Wall Street moving into crypto? Citi says it’s time
“We have various kinds of explorations … and we’re hoping that in the next few quarters, we can come to market with a credible custody solution that we can offer to our asset managers and other clients,” Chatterjee said.
For years, traditional banks mostly avoided direct exposure to Bitcoin and Ethereum, but evolving regulations such as the GENIUS Act have made it easier for global financial institutions to engage with digital assets.
Citi’s planned system would allow the bank to hold native cryptocurrencies directly for clients, not just tokenized representations.
Chatterjee emphasized that the bank is exploring:
- Full in-house infrastructure for custody and compliance
- Partnerships with third-party blockchain service providers
- Hybrid models combining both approaches
Other large banks differ.
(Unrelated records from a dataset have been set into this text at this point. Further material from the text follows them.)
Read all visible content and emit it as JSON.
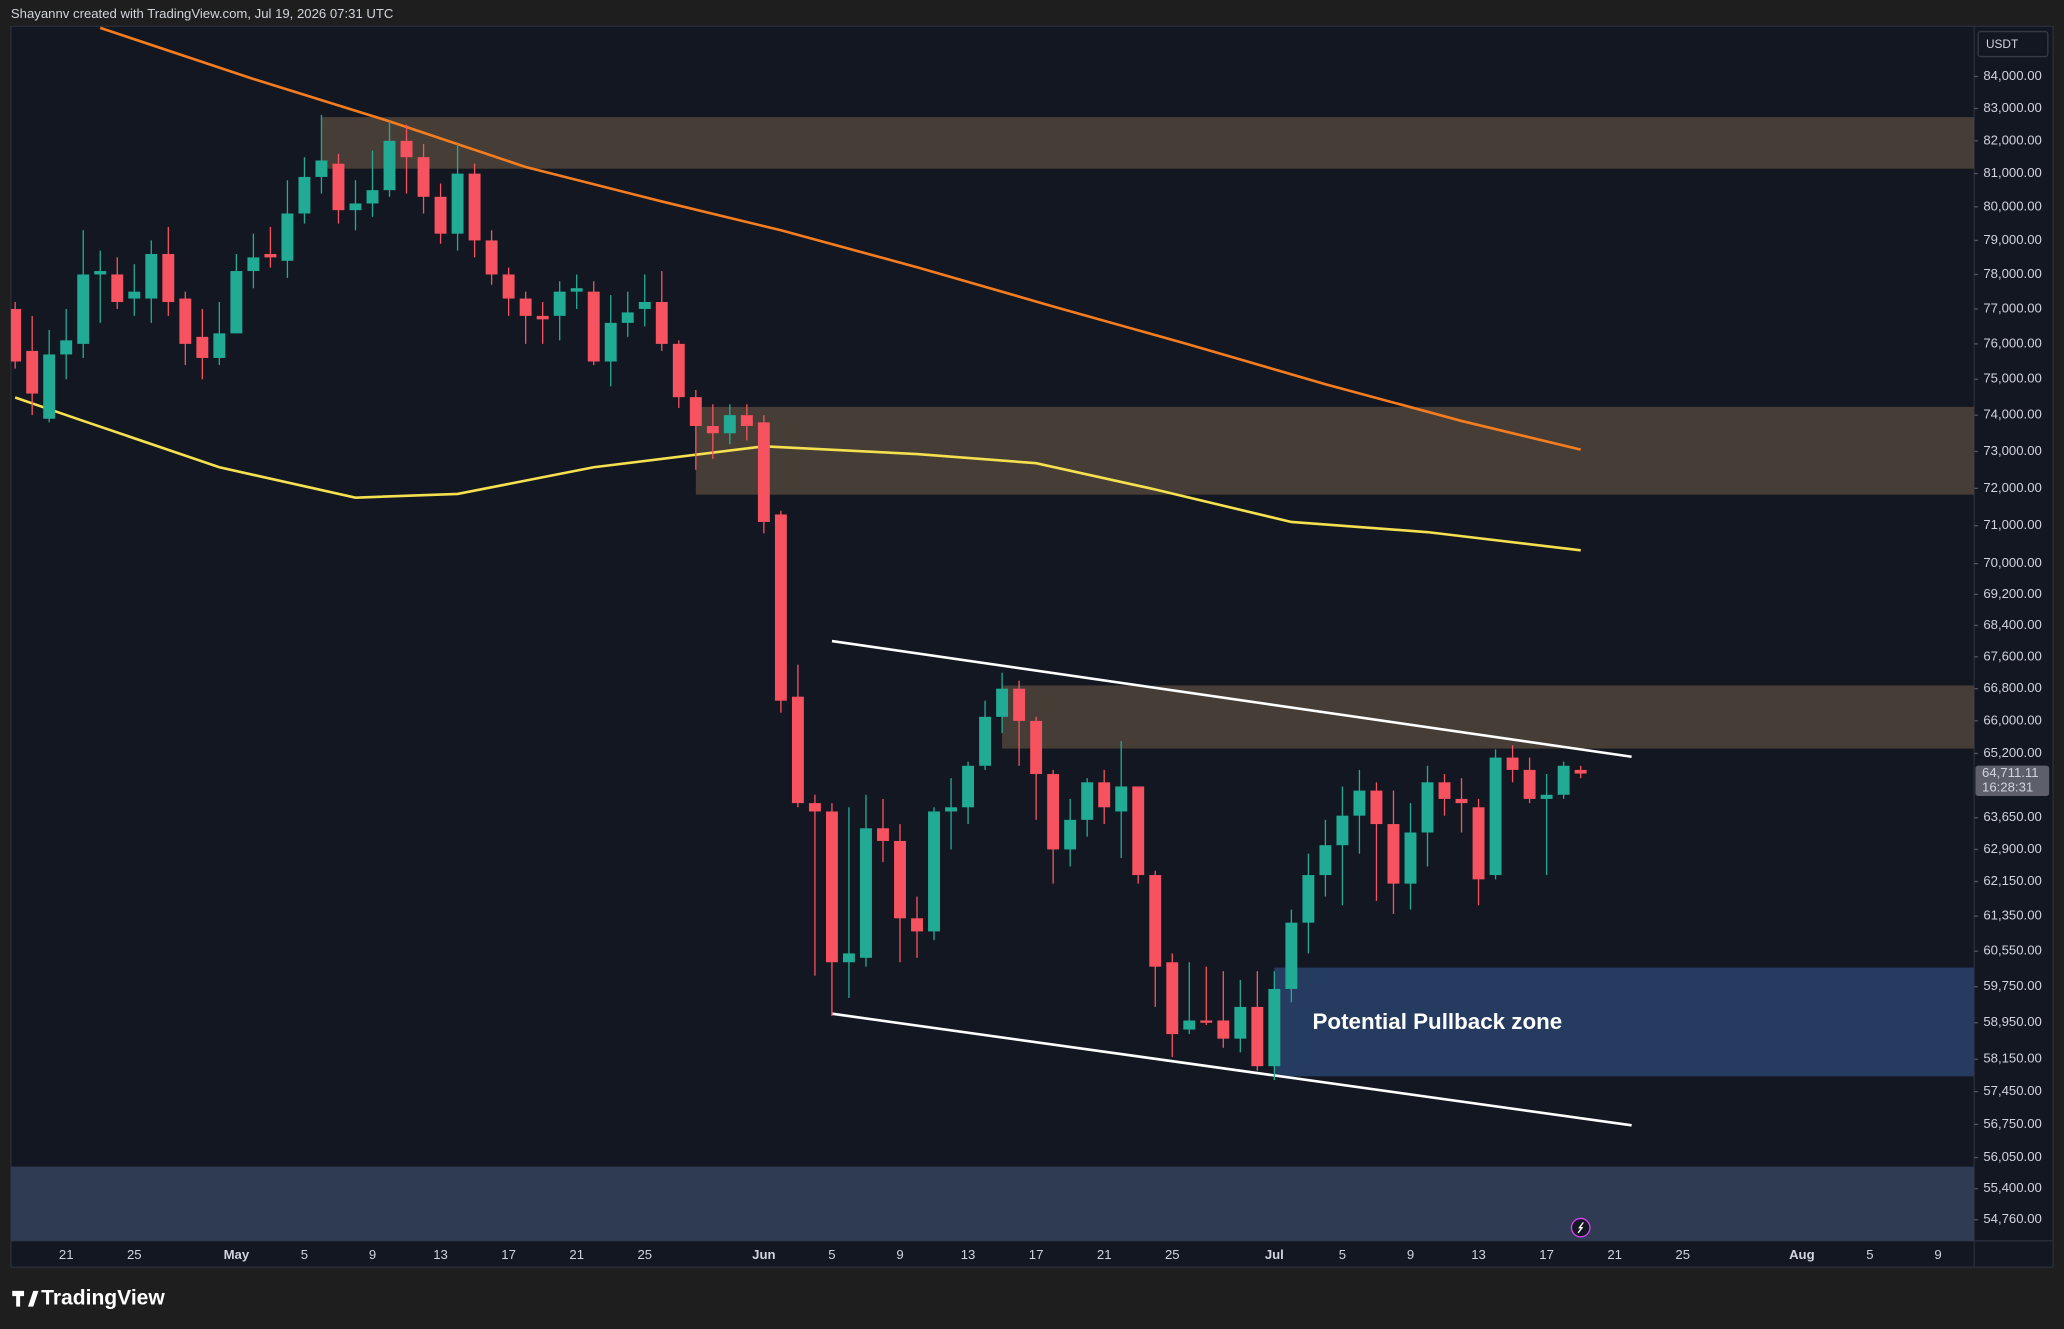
{
  "header": {
    "credit": "Shayannv created with TradingView.com, Jul 19, 2026 07:31 UTC",
    "brand": "TradingView"
  },
  "chart_data": {
    "type": "candlestick",
    "currency": "USDT",
    "log_scale": true,
    "grid": false,
    "up_color": "#22ab94",
    "down_color": "#f7525f",
    "ylim": [
      54330,
      85590
    ],
    "xlim": [
      "2026-04-17T18:00Z",
      "2026-08-11T03:00Z"
    ],
    "yticks": [
      {
        "value": 84000,
        "label": "84,000.00"
      },
      {
        "value": 83000,
        "label": "83,000.00"
      },
      {
        "value": 82000,
        "label": "82,000.00"
      },
      {
        "value": 81000,
        "label": "81,000.00"
      },
      {
        "value": 80000,
        "label": "80,000.00"
      },
      {
        "value": 79000,
        "label": "79,000.00"
      },
      {
        "value": 78000,
        "label": "78,000.00"
      },
      {
        "value": 77000,
        "label": "77,000.00"
      },
      {
        "value": 76000,
        "label": "76,000.00"
      },
      {
        "value": 75000,
        "label": "75,000.00"
      },
      {
        "value": 74000,
        "label": "74,000.00"
      },
      {
        "value": 73000,
        "label": "73,000.00"
      },
      {
        "value": 72000,
        "label": "72,000.00"
      },
      {
        "value": 71000,
        "label": "71,000.00"
      },
      {
        "value": 70000,
        "label": "70,000.00"
      },
      {
        "value": 69200,
        "label": "69,200.00"
      },
      {
        "value": 68400,
        "label": "68,400.00"
      },
      {
        "value": 67600,
        "label": "67,600.00"
      },
      {
        "value": 66800,
        "label": "66,800.00"
      },
      {
        "value": 66000,
        "label": "66,000.00"
      },
      {
        "value": 65200,
        "label": "65,200.00"
      },
      {
        "value": 63650,
        "label": "63,650.00"
      },
      {
        "value": 62900,
        "label": "62,900.00"
      },
      {
        "value": 62150,
        "label": "62,150.00"
      },
      {
        "value": 61350,
        "label": "61,350.00"
      },
      {
        "value": 60550,
        "label": "60,550.00"
      },
      {
        "value": 59750,
        "label": "59,750.00"
      },
      {
        "value": 58950,
        "label": "58,950.00"
      },
      {
        "value": 58150,
        "label": "58,150.00"
      },
      {
        "value": 57450,
        "label": "57,450.00"
      },
      {
        "value": 56750,
        "label": "56,750.00"
      },
      {
        "value": 56050,
        "label": "56,050.00"
      },
      {
        "value": 55400,
        "label": "55,400.00"
      },
      {
        "value": 54760,
        "label": "54,760.00"
      }
    ],
    "xticks": [
      {
        "value": "2026-04-21",
        "label": "21"
      },
      {
        "value": "2026-04-25",
        "label": "25"
      },
      {
        "value": "2026-05-01",
        "label": "May"
      },
      {
        "value": "2026-05-05",
        "label": "5"
      },
      {
        "value": "2026-05-09",
        "label": "9"
      },
      {
        "value": "2026-05-13",
        "label": "13"
      },
      {
        "value": "2026-05-17",
        "label": "17"
      },
      {
        "value": "2026-05-21",
        "label": "21"
      },
      {
        "value": "2026-05-25",
        "label": "25"
      },
      {
        "value": "2026-06-01",
        "label": "Jun"
      },
      {
        "value": "2026-06-05",
        "label": "5"
      },
      {
        "value": "2026-06-09",
        "label": "9"
      },
      {
        "value": "2026-06-13",
        "label": "13"
      },
      {
        "value": "2026-06-17",
        "label": "17"
      },
      {
        "value": "2026-06-21",
        "label": "21"
      },
      {
        "value": "2026-06-25",
        "label": "25"
      },
      {
        "value": "2026-07-01",
        "label": "Jul"
      },
      {
        "value": "2026-07-05",
        "label": "5"
      },
      {
        "value": "2026-07-09",
        "label": "9"
      },
      {
        "value": "2026-07-13",
        "label": "13"
      },
      {
        "value": "2026-07-17",
        "label": "17"
      },
      {
        "value": "2026-07-21",
        "label": "21"
      },
      {
        "value": "2026-07-25",
        "label": "25"
      },
      {
        "value": "2026-08-01",
        "label": "Aug"
      },
      {
        "value": "2026-08-05",
        "label": "5"
      },
      {
        "value": "2026-08-09",
        "label": "9"
      }
    ],
    "x": [
      "2026-04-18",
      "2026-04-19",
      "2026-04-20",
      "2026-04-21",
      "2026-04-22",
      "2026-04-23",
      "2026-04-24",
      "2026-04-25",
      "2026-04-26",
      "2026-04-27",
      "2026-04-28",
      "2026-04-29",
      "2026-04-30",
      "2026-05-01",
      "2026-05-02",
      "2026-05-03",
      "2026-05-04",
      "2026-05-05",
      "2026-05-06",
      "2026-05-07",
      "2026-05-08",
      "2026-05-09",
      "2026-05-10",
      "2026-05-11",
      "2026-05-12",
      "2026-05-13",
      "2026-05-14",
      "2026-05-15",
      "2026-05-16",
      "2026-05-17",
      "2026-05-18",
      "2026-05-19",
      "2026-05-20",
      "2026-05-21",
      "2026-05-22",
      "2026-05-23",
      "2026-05-24",
      "2026-05-25",
      "2026-05-26",
      "2026-05-27",
      "2026-05-28",
      "2026-05-29",
      "2026-05-30",
      "2026-05-31",
      "2026-06-01",
      "2026-06-02",
      "2026-06-03",
      "2026-06-04",
      "2026-06-05",
      "2026-06-06",
      "2026-06-07",
      "2026-06-08",
      "2026-06-09",
      "2026-06-10",
      "2026-06-11",
      "2026-06-12",
      "2026-06-13",
      "2026-06-14",
      "2026-06-15",
      "2026-06-16",
      "2026-06-17",
      "2026-06-18",
      "2026-06-19",
      "2026-06-20",
      "2026-06-21",
      "2026-06-22",
      "2026-06-23",
      "2026-06-24",
      "2026-06-25",
      "2026-06-26",
      "2026-06-27",
      "2026-06-28",
      "2026-06-29",
      "2026-06-30",
      "2026-07-01",
      "2026-07-02",
      "2026-07-03",
      "2026-07-04",
      "2026-07-05",
      "2026-07-06",
      "2026-07-07",
      "2026-07-08",
      "2026-07-09",
      "2026-07-10",
      "2026-07-11",
      "2026-07-12",
      "2026-07-13",
      "2026-07-14",
      "2026-07-15",
      "2026-07-16",
      "2026-07-17",
      "2026-07-18",
      "2026-07-19"
    ],
    "open": [
      77000,
      75800,
      73900,
      75700,
      76000,
      78000,
      78000,
      77300,
      77300,
      78600,
      77300,
      76200,
      75600,
      76300,
      78100,
      78600,
      78400,
      79800,
      80900,
      81300,
      79900,
      80100,
      80500,
      82000,
      81500,
      80300,
      79200,
      81000,
      79000,
      78000,
      77300,
      76800,
      76800,
      77500,
      77500,
      75500,
      76600,
      77000,
      77200,
      76000,
      74500,
      73700,
      73500,
      74000,
      73800,
      71300,
      66600,
      64000,
      63800,
      60300,
      60400,
      63400,
      63100,
      61300,
      61000,
      63800,
      63900,
      64900,
      66100,
      66800,
      66000,
      64700,
      62900,
      63600,
      64500,
      63800,
      64400,
      62300,
      60300,
      58800,
      59000,
      59000,
      58600,
      59300,
      58000,
      59700,
      61200,
      62300,
      63000,
      63700,
      64300,
      63500,
      62100,
      63300,
      64500,
      64100,
      63900,
      62300,
      65100,
      64800,
      64100,
      64200,
      64800
    ],
    "high": [
      77200,
      76800,
      76400,
      77000,
      79300,
      78700,
      78500,
      78300,
      79000,
      79400,
      77500,
      77000,
      77200,
      78600,
      79200,
      79400,
      80800,
      81500,
      82800,
      81600,
      80800,
      81700,
      82600,
      82500,
      81900,
      80700,
      81900,
      81300,
      79300,
      78200,
      77500,
      77200,
      77800,
      78000,
      77800,
      77400,
      77500,
      78000,
      78100,
      76100,
      74700,
      74300,
      74300,
      74300,
      74000,
      71400,
      67400,
      64200,
      64000,
      63900,
      64200,
      64100,
      63500,
      61800,
      63900,
      64600,
      65000,
      66500,
      67200,
      67000,
      66100,
      64800,
      64100,
      64600,
      64800,
      65500,
      64400,
      62400,
      60500,
      60300,
      60200,
      60100,
      59900,
      60100,
      60100,
      61500,
      62800,
      63600,
      64400,
      64800,
      64500,
      64300,
      64000,
      64900,
      64700,
      64600,
      64100,
      65300,
      65400,
      65100,
      64700,
      65000,
      64900
    ],
    "low": [
      75300,
      74000,
      73800,
      75000,
      75600,
      76600,
      77000,
      76800,
      76600,
      76800,
      75400,
      75000,
      75400,
      76300,
      77600,
      78200,
      77900,
      79500,
      80400,
      79500,
      79300,
      79700,
      80300,
      80400,
      79800,
      78900,
      78700,
      78500,
      77700,
      76800,
      76000,
      76000,
      76100,
      77000,
      75400,
      74800,
      76200,
      76500,
      75800,
      74200,
      72500,
      72800,
      73200,
      73300,
      70800,
      66200,
      63900,
      60000,
      59100,
      59500,
      60200,
      62600,
      60300,
      60400,
      60800,
      62900,
      63500,
      64800,
      65700,
      64900,
      63600,
      62100,
      62500,
      63200,
      63500,
      62700,
      62100,
      59300,
      58200,
      58700,
      58900,
      58400,
      58300,
      57900,
      57700,
      59400,
      60500,
      61800,
      61600,
      62800,
      61700,
      61400,
      61500,
      62500,
      63700,
      63300,
      61600,
      62200,
      64500,
      64000,
      62300,
      64100,
      64600
    ],
    "close": [
      75500,
      74600,
      75700,
      76100,
      78000,
      78100,
      77200,
      77500,
      78600,
      77200,
      76000,
      75600,
      76300,
      78100,
      78500,
      78500,
      79800,
      80900,
      81400,
      79900,
      80100,
      80500,
      82000,
      81500,
      80300,
      79200,
      81000,
      79000,
      78000,
      77300,
      76800,
      76700,
      77500,
      77600,
      75500,
      76600,
      76900,
      77200,
      76000,
      74500,
      73700,
      73500,
      74000,
      73700,
      71100,
      66500,
      64000,
      63800,
      60300,
      60500,
      63400,
      63100,
      61300,
      61000,
      63800,
      63900,
      64900,
      66100,
      66800,
      66000,
      64700,
      62900,
      63600,
      64500,
      63900,
      64400,
      62300,
      60200,
      58700,
      59000,
      58950,
      58600,
      59300,
      58000,
      59700,
      61200,
      62300,
      63000,
      63700,
      64300,
      63500,
      62100,
      63300,
      64500,
      64100,
      64000,
      62200,
      65100,
      64800,
      64100,
      64200,
      64900,
      64711.11
    ],
    "last_price_label": "64,711.11",
    "countdown": "16:28:31",
    "indicators": [
      {
        "color": "#f57c1f",
        "x": [
          "2026-04-23",
          "2026-05-02",
          "2026-05-10",
          "2026-05-18",
          "2026-05-26",
          "2026-06-02",
          "2026-06-10",
          "2026-06-18",
          "2026-06-26",
          "2026-07-04",
          "2026-07-12",
          "2026-07-19"
        ],
        "values": [
          85540,
          83920,
          82600,
          81200,
          80160,
          79300,
          78210,
          77070,
          75980,
          74860,
          73840,
          73050
        ]
      },
      {
        "color": "#f5e050",
        "x": [
          "2026-04-18",
          "2026-04-22",
          "2026-04-30",
          "2026-05-08",
          "2026-05-14",
          "2026-05-22",
          "2026-06-01",
          "2026-06-10",
          "2026-06-17",
          "2026-06-24",
          "2026-07-02",
          "2026-07-10",
          "2026-07-19"
        ],
        "values": [
          74490,
          73840,
          72570,
          71750,
          71850,
          72570,
          73140,
          72930,
          72680,
          71970,
          71100,
          70830,
          70350
        ]
      }
    ],
    "trendlines": [
      {
        "color": "#ffffff",
        "x": [
          "2026-06-05",
          "2026-07-22"
        ],
        "values": [
          68000,
          65120
        ]
      },
      {
        "color": "#ffffff",
        "x": [
          "2026-06-05",
          "2026-07-22"
        ],
        "values": [
          59150,
          56730
        ]
      }
    ],
    "zones": [
      {
        "x_from": "2026-05-06",
        "top": 82730,
        "bottom": 81150,
        "color": "#4d4339"
      },
      {
        "x_from": "2026-05-28",
        "top": 74230,
        "bottom": 71830,
        "color": "#4d4339"
      },
      {
        "x_from": "2026-06-15",
        "top": 66880,
        "bottom": 65320,
        "color": "#4d4339"
      },
      {
        "x_from": "2026-07-01",
        "top": 60180,
        "bottom": 57780,
        "color": "#283f66",
        "label": "Potential Pullback zone"
      },
      {
        "x_from": "2026-04-17T18:00Z",
        "top": 55860,
        "bottom": 54330,
        "color": "#323f58"
      }
    ]
  }
}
JPMorgan CEO Jamie Dimon has stated that JPMorgan will allow crypto investments for clients but will not provide custodial services.
JUST IN: JPMorgan confirms on CNBC that they will allow clients to trade #Bitcoin and crypto but not yet launch custody services 👀 pic.twitter.com/N2oYWPwwhL
— Bitcoin Magazine (@BitcoinMagazine) October 13, 2025
Citi’s move sets it apart by embracing both custody and asset servicing.
Earlier in 2025, CEO Jane Fraser confirmed plans to explore a Citi-issued stablecoin and expand tokenized deposit services for corporate clients. Today, the bank already enables 24/7 blockchain-based transfers between its New York, London, and Hong Kong offices.
Chatterjee added that as discussions evolve with clients, the bank is exploring use cases that allow stablecoins to flow between accounts or convert into dollars instantly.
Building stablecoins while bracing for a $6.6T banking shift
Banks are steadily integrating blockchain into core operations. JPMorgan has launched a deposit token on Ethereum for round-the-clock settlements, while Citi’s Citi Token Services enables instant cross-border transfers.
Citi views stablecoins as crucial for clients in regions with weaker banking systems and is in the “early stages” of developing one, reinforced by its investment in BVNK. Yet internal caution remains. Analyst Ronit Ghose warned that yield-bearing stablecoins could spark a 1980s-style deposit flight, when money-market funds grew from $4 billion to $235 billion, draining $32 billion from banks in two years.
Major U.S. banking groups share this concern, urging Congress to close a GENIUS Act loophole that lets crypto firms offer yields on stablecoins. The Treasury estimates such products could cause $6.6 trillion in deposit outflows.
Crypto advocates disagree. Coinbase CLO Paul Grewal dismissed the warnings as “an unrestrained effort to avoid competition.”
This was no loophole and you know it. 376 Democrats and Republicans in the House and Senate rejected your unrestrained effort to avoid competition. So did one President. It's time to move on. https://t.co/CGCGxDqKNa
— paulgrewal.eth (@iampaulgrewal) August 13, 2025
Still, Wall Street’s biggest names continue to experiment. Bank of America CEO Brian Moynihan confirmed the firm is developing a stablecoin, while JPMorgan’s Scott Lucas said the bank is “exploring” crypto strategies to meet client demand.